Um Mitternacht erhob sich Wind und trieb ihn empor. Das Haustor war versperrt, er hatte die Schlüssel nicht, aber an der Seitenfront war ein Fenster offen, er kletterte am Birnenspalier hinauf und stieg ein. Er befand sich in dem Boudoir der Mutter neben dem Musiksalon. Mit pochendem Puls zauderte er, die Hand auf der Klinke, dann betrat er den Raum, in dem die Leiche lag.
In der Ecke hinter dem Klavier brannte eine elektrische Flamme. Die Frau des Gärtners war zur Wache bestellt worden, aber sie schlief fest in einem Sessel neben der Toten; auf dem Teppich vor ihr kauerte seltsamerweise der Neufundländer.
Dietrich trat zur Bahre und blickte auf die marmorn-ruhende Gestalt herab, über die bis an den Hals ein graues Tuch gebreitet war. Unheimlich blumenhaft, wie das Gesicht aus dem Dunkel sproßte.

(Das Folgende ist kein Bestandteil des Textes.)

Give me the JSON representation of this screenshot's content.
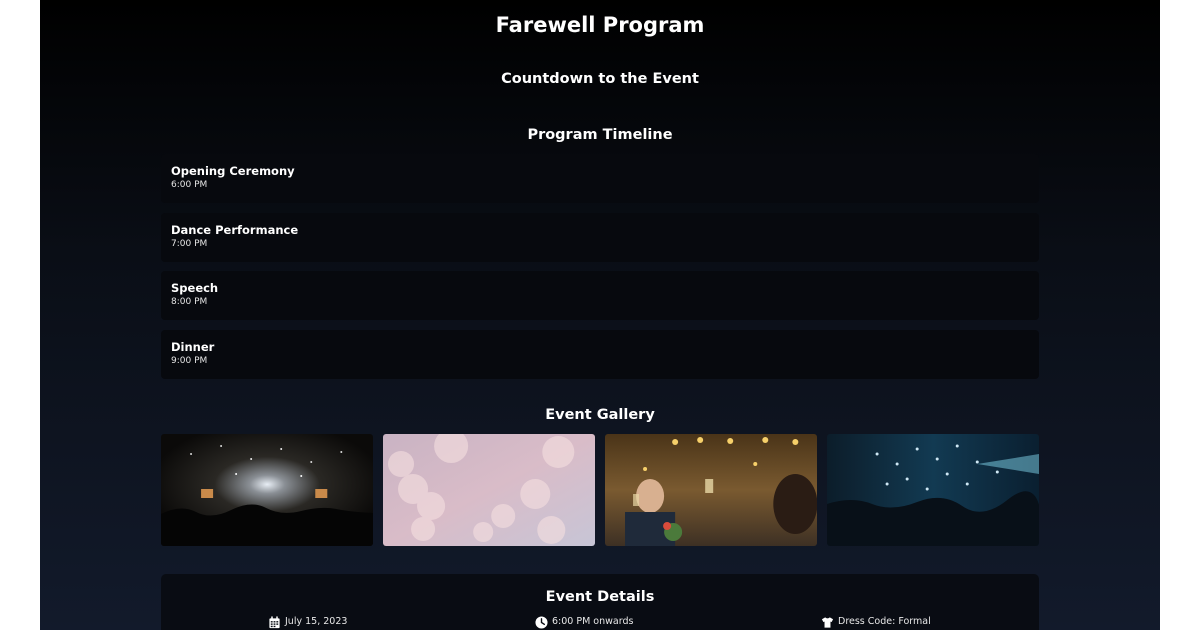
{
  "page": {
    "title": "Farewell Program"
  },
  "countdown": {
    "heading": "Countdown to the Event"
  },
  "timeline": {
    "heading": "Program Timeline",
    "items": [
      {
        "name": "Opening Ceremony",
        "time": "6:00 PM"
      },
      {
        "name": "Dance Performance",
        "time": "7:00 PM"
      },
      {
        "name": "Speech",
        "time": "8:00 PM"
      },
      {
        "name": "Dinner",
        "time": "9:00 PM"
      }
    ]
  },
  "gallery": {
    "heading": "Event Gallery",
    "photos": [
      {
        "icon": "concert-crowd-photo"
      },
      {
        "icon": "bokeh-lights-photo"
      },
      {
        "icon": "dinner-toast-photo"
      },
      {
        "icon": "confetti-party-photo"
      }
    ]
  },
  "details": {
    "heading": "Event Details",
    "date": {
      "icon": "calendar-icon",
      "text": "July 15, 2023"
    },
    "time": {
      "icon": "clock-icon",
      "text": "6:00 PM onwards"
    },
    "dress": {
      "icon": "shirt-icon",
      "text": "Dress Code: Formal"
    }
  }
}
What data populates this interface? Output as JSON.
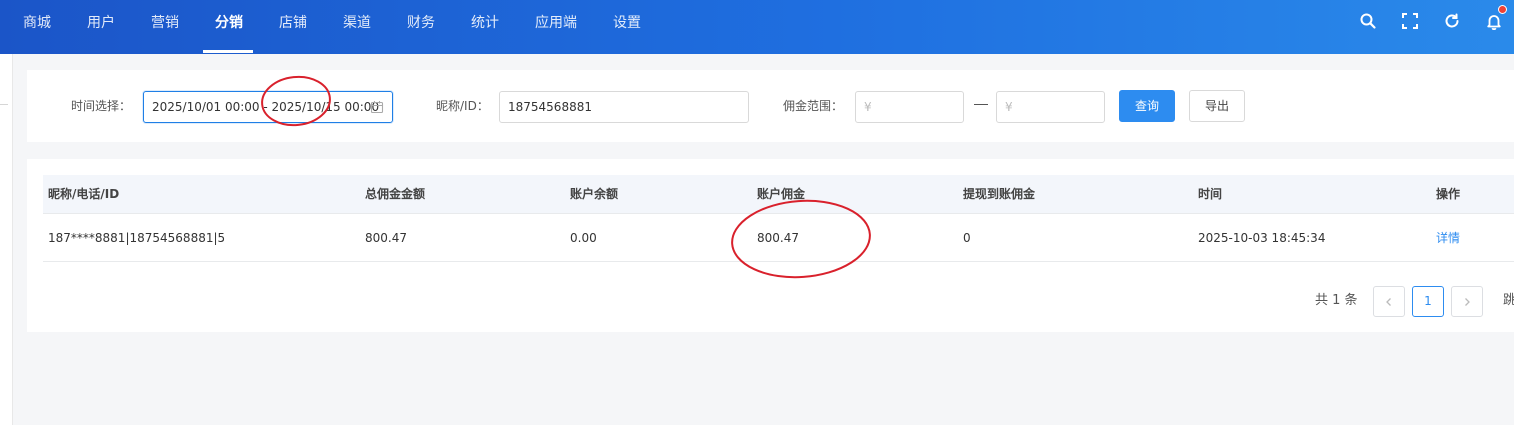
{
  "nav": {
    "items": [
      {
        "label": "商城"
      },
      {
        "label": "用户"
      },
      {
        "label": "营销"
      },
      {
        "label": "分销"
      },
      {
        "label": "店铺"
      },
      {
        "label": "渠道"
      },
      {
        "label": "财务"
      },
      {
        "label": "统计"
      },
      {
        "label": "应用端"
      },
      {
        "label": "设置"
      }
    ],
    "active_label": "分销",
    "icons": [
      "search-icon",
      "fullscreen-icon",
      "refresh-icon",
      "bell-icon"
    ],
    "accent_color": "#1f6fe0"
  },
  "filter": {
    "time_label": "时间选择：",
    "time_value": "2025/10/01 00:00 - 2025/10/15 00:00",
    "nickname_label": "昵称/ID：",
    "nickname_value": "18754568881",
    "commission_label": "佣金范围：",
    "min_placeholder": "¥",
    "max_placeholder": "¥",
    "range_separator": "—",
    "query_button": "查询",
    "export_button": "导出"
  },
  "table": {
    "columns": [
      "昵称/电话/ID",
      "总佣金金额",
      "账户余额",
      "账户佣金",
      "提现到账佣金",
      "时间",
      "操作"
    ],
    "rows": [
      {
        "user": "187****8881|18754568881|5",
        "total_commission": "800.47",
        "account_balance": "0.00",
        "account_commission": "800.47",
        "withdrawn_commission": "0",
        "time": "2025-10-03 18:45:34",
        "action": "详情"
      }
    ]
  },
  "pagination": {
    "total_text": "共 1 条",
    "current_page": "1",
    "jump_text": "跳"
  },
  "annotation_color": "#d9212c"
}
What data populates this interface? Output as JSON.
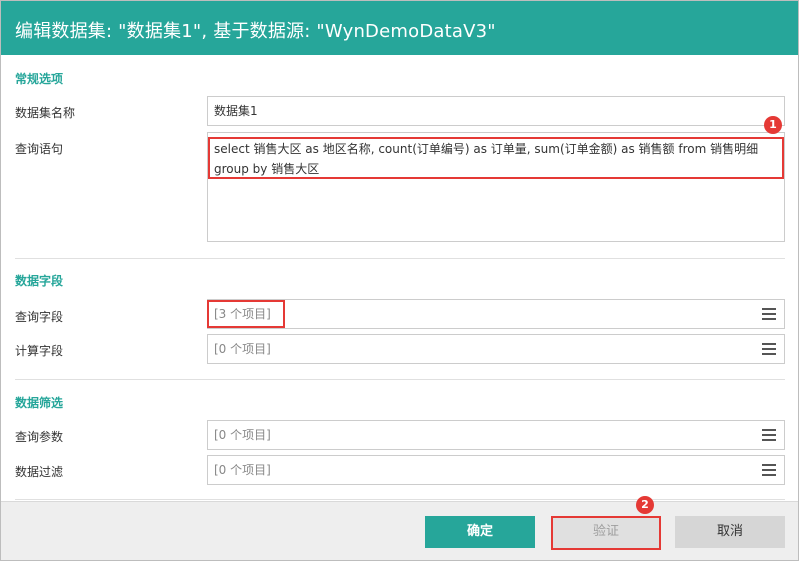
{
  "dialog": {
    "title": "编辑数据集: \"数据集1\", 基于数据源: \"WynDemoDataV3\""
  },
  "general": {
    "section_title": "常规选项",
    "name_label": "数据集名称",
    "name_value": "数据集1",
    "query_label": "查询语句",
    "query_value": "select 销售大区 as 地区名称, count(订单编号) as 订单量, sum(订单金额) as 销售额 from 销售明细 group by 销售大区"
  },
  "fields": {
    "section_title": "数据字段",
    "query_fields_label": "查询字段",
    "query_fields_value": "[3 个项目]",
    "calc_fields_label": "计算字段",
    "calc_fields_value": "[0 个项目]"
  },
  "filters": {
    "section_title": "数据筛选",
    "params_label": "查询参数",
    "params_value": "[0 个项目]",
    "filter_label": "数据过滤",
    "filter_value": "[0 个项目]"
  },
  "annotations": {
    "badge1": "1",
    "badge2": "2",
    "highlight_color": "#e53935"
  },
  "footer": {
    "ok_label": "确定",
    "verify_label": "验证",
    "cancel_label": "取消"
  },
  "theme": {
    "accent": "#26a69a"
  }
}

Die Schußwunde war vom Haar verdeckt. Die Schönheit der Züge war ins Unirdische gesteigert, vielleicht gerade in dieser einen Stunde, wo das Leben mit einem letzten, schon kristallnen Abglanz in den Tod mündete. Hier endete der Schmerz; dies zu schauen hieß an der Grenze sein und Auferstehung ahnen oder das Nichts. Was Dietrich auf die Knie niederzog, war jenseits von Gefühl und Willen, auch was ihn zwang, die Hände zu falten und zu beten.
Er betete das Vaterunser. Es war einfach, es lag nahe, es drückte neben Altgeläufigem und Verständlichem ein Mysterium aus, an das noch kein Gedanke von ihm gerührt hatte.
Der Hund war aufgestanden und an seine Seite getreten. Jetzt knurrte er, und als Dietrich sich erhob, fiel ein Schatten vor ihn. Sich ohne Neugier umwendend, gewahrte er Hanna Landgraf. Sie musterte ihn schweigend, in ihrem Blick war Angst. Ihre Lippen öffneten sich zu einem Hauch und schlossen sich wieder, sie senkte den Kopf und legte die gekreuzten Hände an die Brust.
Dietrich grüßte stumm und wollte den Raum verlassen. Er lenkte den Schritt mechanisch, weil er von dort gekommen war, gegen das Boudoir. Rust folgte ihm. Noch hatte er die Schwelle nicht erreicht, als er aus dem abermaligen Knurren des Hundes schloß, daß das junge Mädchen hinter ihm ging. Er hielt die Tür offen, sie trat ein, er machte die Tür wieder zu. Sich mit ausgestreckter Hand gegen den Neufundländer wehrend, der mit Groll sich wider sie stellte, sagte sie bebend: »Was hat das Tier? Ich begreife nicht, was es von mir will.«
»Ich versteh es auch nicht,« antwortete Dietrich befangen; »still, Rust, Platz!« gebot er. Der Hund gehorchte unwillig. Dietrich machte Licht.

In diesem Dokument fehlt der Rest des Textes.